Once you’ve weighed out all the dry ingredients into the bowl, add 1 large egg, 100ml full fat coconut milk, 150g sunflower or olive oil spread (can be substituted for dairy free if you need to) and 1.5tbsp water.
Mix away! Pulse the food processor until the mixture is fully combined, don’t go crazy though – you want the texture of the coconut to remain. Scrape the batter into the lined cake tin and bake for 35-40 mins, until golden brown on top and a skewer comes out clean.
Leave to cool for ten mins in the tin before releasing and cooling on a baking rack.
Whilst it’s cooling you can make the meringue icing. This is totally optional, you could just dredge it with icing sugar and be done. However, this meringue topping is quite easy and looks pretty damn good.
Put 40g caster sugar and 1tsp cream of tartar into a small bowl. The cream of tartar is optional so don’t panic if you don’t have any, it just helps stabilise the egg white when you whisk it. It’ll still work if you omit it. Pour on 2tbsp boiling water and stir quickly until all the sugar is dissolved.

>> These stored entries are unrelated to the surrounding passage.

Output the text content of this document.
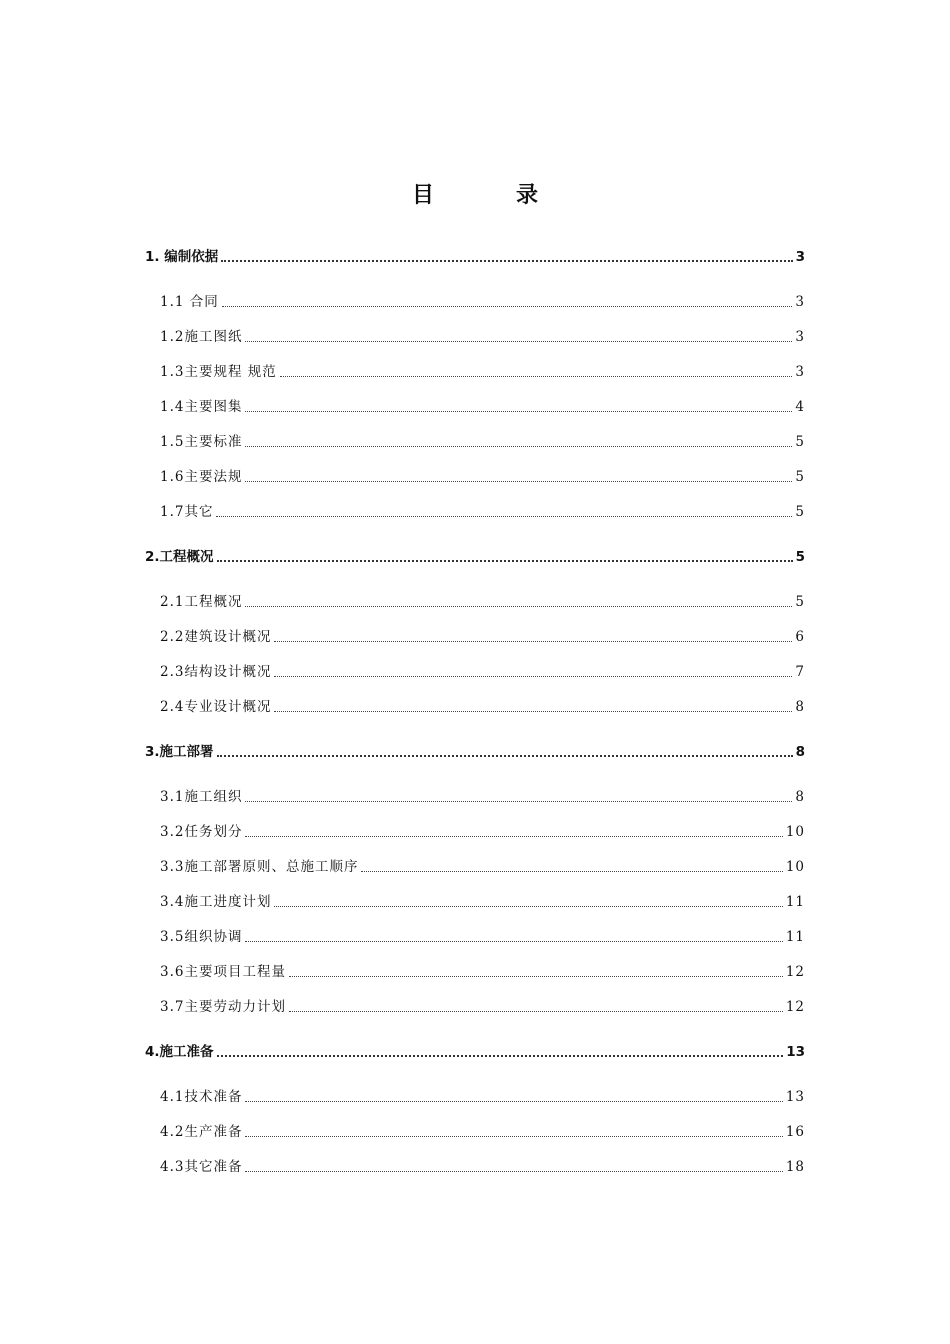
目　录
1. 编制依据	3
1.1 合同	3
1.2施工图纸	3
1.3主要规程 规范	3
1.4主要图集	4
1.5主要标准	5
1.6主要法规	5
1.7其它	5
2.工程概况	5
2.1工程概况	5
2.2建筑设计概况	6
2.3结构设计概况	7
2.4专业设计概况	8
3.施工部署	8
3.1施工组织	8
3.2任务划分	10
3.3施工部署原则、总施工顺序	10
3.4施工进度计划	11
3.5组织协调	11
3.6主要项目工程量	12
3.7主要劳动力计划	12
4.施工准备	13
4.1技术准备	13
4.2生产准备	16
4.3其它准备	18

Separate the yolk and white of 1 large egg. Discard the yolk (or save to add to your scrambled eggs!). Put 2tbsp egg white into a different bowl and whisk with until it begins to go frothy. Whilst whisking, slowly pour the sugar mix into the egg white. Continue beating until it’s white, glossy and holding stiff peaks. Add a few drops of vanilla essence and mix in gently. Spread the meringue over the top of your cool sponge, I just use a spatula to work in a few whirls and peaks. Sprinkle over a handful of toasted almond or coconut flakes.
Et voila! Now put the kettle on and grab a slice (not before instagramming the shizz out of your creation).